I placed the following locally on beta to unbreak Puppet (for an unrelated issue):

root@deployment-puppetmaster04:/var/lib/git/operations/puppet(production u+8)# git show HEAD
commit 1d88723fb64936b36d81373781d7e8d7072b486a (HEAD -> production)
Author: Martin Urbanec <murbanec@wikimedia.org>
Date:   Wed Aug 23 15:15:32 2023 +0000

    [BETA HACK] unbreak puppet

diff --git a/hieradata/cloud/eqiad1/deployment-prep/common.yaml b/hieradata/cloud/eqiad1/deployment-prep/common.yaml
index dd1eefbaace..4f8899c9010 100644
--- a/hieradata/cloud/eqiad1/deployment-prep/common.yaml
+++ b/hieradata/cloud/eqiad1/deployment-prep/common.yaml
@@ -556,6 +556,8 @@ profile::mediawiki::mcrouter_wancache::shards:
         host: deployment-memc08
       shard02:
         host: deployment-memc09
+  wikifunctions:
+     eqiad: {}
 
 profile::query_service::federation_user_agent: 'Wikimedia Commons Query Service; test'
 profile::prometheus::memcached_exporter::arguments: ''
root@deployment-puppetmaster04:/var/lib/git/operations/puppet(production u+8)#

CC @Jdforrester-WMF for an actual fix, as I expect they'd know what memcached instance would be suitable for beta. I tried to inspire using production config, which uses separate memcached servers. I guess that means we would need a deployment-memc11 on beta to do that?

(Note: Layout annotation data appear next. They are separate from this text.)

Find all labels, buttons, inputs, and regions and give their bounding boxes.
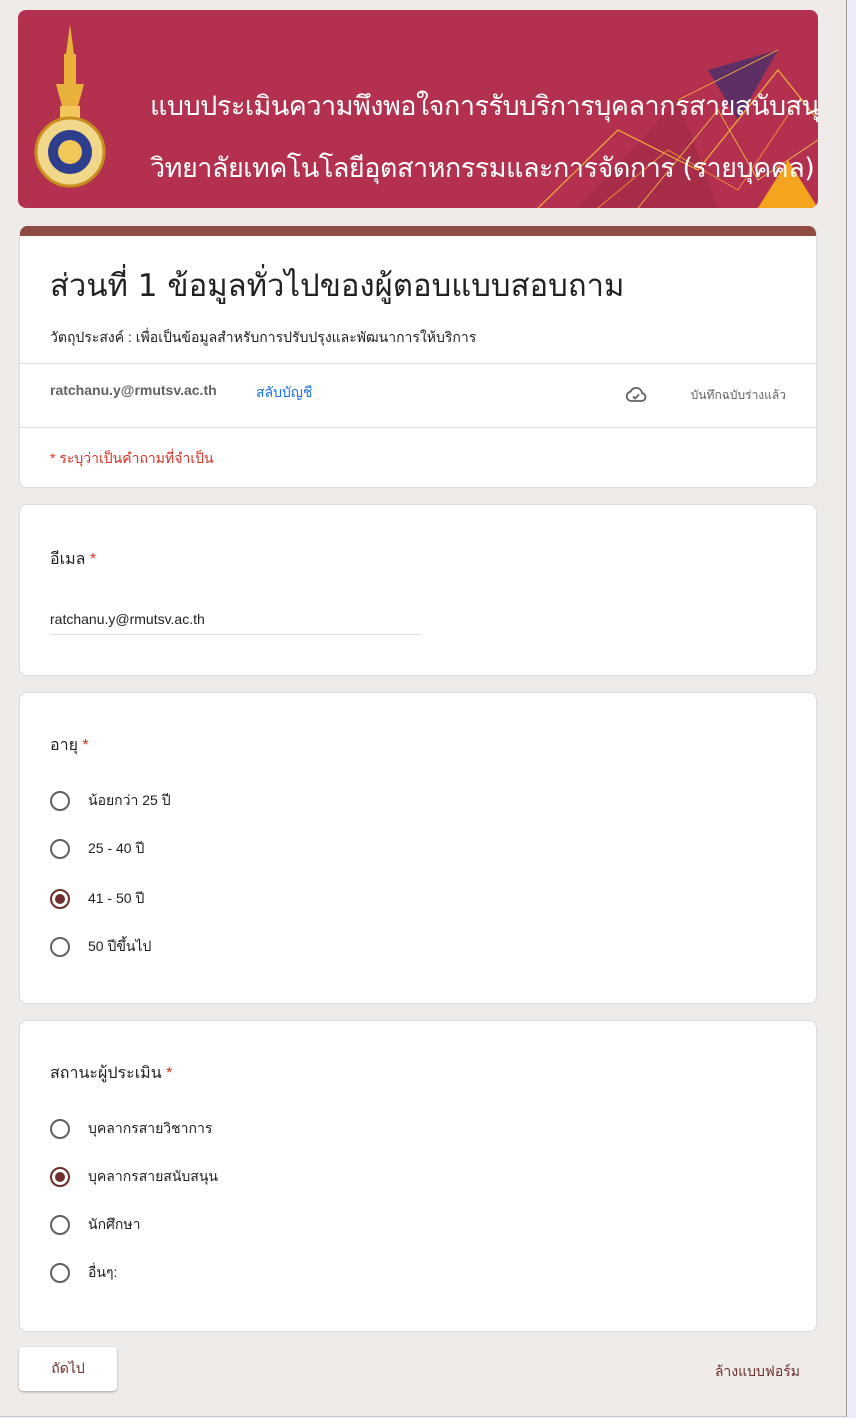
radio-option[interactable]: บุคลากรสายสนับสนุน	[50, 1165, 218, 1189]
clear-form-button[interactable]: ล้างแบบฟอร์ม	[715, 1361, 800, 1383]
email-field-underline	[50, 634, 421, 635]
option-label: 41 - 50 ปี	[88, 890, 145, 906]
divider	[20, 363, 816, 364]
divider	[20, 427, 816, 428]
required-note: * ระบุว่าเป็นคำถามที่จำเป็น	[50, 450, 214, 466]
form-description: วัตถุประสงค์ : เพื่อเป็นข้อมูลสำหรับการป…	[50, 329, 477, 345]
radio-option[interactable]: น้อยกว่า 25 ปี	[50, 789, 171, 813]
accent-bar	[20, 226, 816, 236]
radio-option[interactable]: 50 ปีขึ้นไป	[50, 935, 151, 959]
cloud-done-icon	[625, 387, 647, 402]
option-label: บุคลากรสายสนับสนุน	[88, 1168, 218, 1184]
option-label: นักศึกษา	[88, 1216, 141, 1232]
form-page: แบบประเมินความพึงพอใจการรับบริการบุคลากร…	[0, 0, 847, 1417]
account-email: ratchanu.y@rmutsv.ac.th	[50, 382, 217, 398]
radio-option[interactable]: นักศึกษา	[50, 1213, 141, 1237]
option-label: 25 - 40 ปี	[88, 840, 145, 856]
radio-option[interactable]: 41 - 50 ปี	[50, 887, 144, 911]
required-star: *	[166, 1065, 173, 1082]
option-label: บุคลากรสายวิชาการ	[88, 1120, 213, 1136]
radio-option[interactable]: บุคลากรสายวิชาการ	[50, 1117, 212, 1141]
question-title-text: อายุ	[50, 737, 78, 754]
university-logo	[34, 24, 106, 188]
required-star: *	[89, 551, 97, 568]
page-title: ส่วนที่ 1 ข้อมูลทั่วไปของผู้ตอบแบบสอบถาม	[50, 268, 625, 304]
header-banner: แบบประเมินความพึงพอใจการรับบริการบุคลากร…	[18, 10, 818, 208]
radio-button[interactable]	[50, 791, 70, 811]
question-title: อายุ *	[50, 733, 89, 758]
draft-saved-status: บันทึกฉบับร่างแล้ว	[690, 388, 786, 402]
radio-button[interactable]	[50, 1215, 70, 1235]
required-star: *	[82, 737, 89, 754]
banner-title-line2: วิทยาลัยเทคโนโลยีอุตสาหกรรมและการจัดการ …	[150, 153, 815, 184]
radio-button[interactable]	[50, 1263, 70, 1283]
question-title-text: สถานะผู้ประเมิน	[50, 1065, 162, 1082]
radio-button[interactable]	[50, 937, 70, 957]
radio-button[interactable]	[50, 1119, 70, 1139]
question-title-text: อีเมล	[50, 551, 86, 568]
radio-button[interactable]	[50, 889, 70, 909]
radio-button[interactable]	[50, 839, 70, 859]
radio-option[interactable]: 25 - 40 ปี	[50, 837, 144, 861]
option-label: น้อยกว่า 25 ปี	[88, 792, 171, 808]
email-field[interactable]: ratchanu.y@rmutsv.ac.th	[50, 611, 205, 627]
option-label: 50 ปีขึ้นไป	[88, 938, 152, 954]
question-email: อีเมล * ratchanu.y@rmutsv.ac.th	[19, 504, 817, 676]
switch-account-link[interactable]: สลับบัญชี	[256, 382, 312, 404]
next-button[interactable]: ถัดไป	[19, 1347, 117, 1391]
question-title: อีเมล *	[50, 547, 96, 572]
form-header-card: ส่วนที่ 1 ข้อมูลทั่วไปของผู้ตอบแบบสอบถาม…	[19, 226, 817, 488]
question-evaluator-status: สถานะผู้ประเมิน * บุคลากรสายวิชาการ บุคล…	[19, 1020, 817, 1332]
radio-button[interactable]	[50, 1167, 70, 1187]
question-title: สถานะผู้ประเมิน *	[50, 1061, 172, 1086]
radio-option[interactable]: อื่นๆ:	[50, 1261, 117, 1285]
option-label: อื่นๆ:	[88, 1264, 118, 1280]
banner-title-line1: แบบประเมินความพึงพอใจการรับบริการบุคลากร…	[150, 91, 818, 122]
question-age: อายุ * น้อยกว่า 25 ปี 25 - 40 ปี 41 - 50…	[19, 692, 817, 1004]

It's fine for this to be blank and fall back to the main memcached servers. No need to provision a new set in Beta Cluster.

Change 952000 had a related patch set uploaded (by Urbanecm; author: Urbanecm):

[operations/puppet@production] mediawiki::mcrouter_wancache: add wikifunctions entry

https://gerrit.wikimedia.org/r/952000

Change 952000 merged by Effie Mouzeli:

[operations/puppet@production] mediawiki::mcrouter_wancache: add wikifunctions entry

https://gerrit.wikimedia.org/r/952000

jijiki changed the task status from Open to In Progress.Aug 29 2023, 2:41 PM
jijiki added subscribers: Urbanecm, jijiki.

@ArielGlenn please mark it as resolved if everything is as expected. (thanks @Urbanecm!)

Thanks for merging the patch in operations/puppet! I've removed the beta specific patch and verified Puppet still runs correctly.

ArielGlenn assigned this task to Urbanecm_WMF.

Thanks for the fix(es), everything is working as expected now.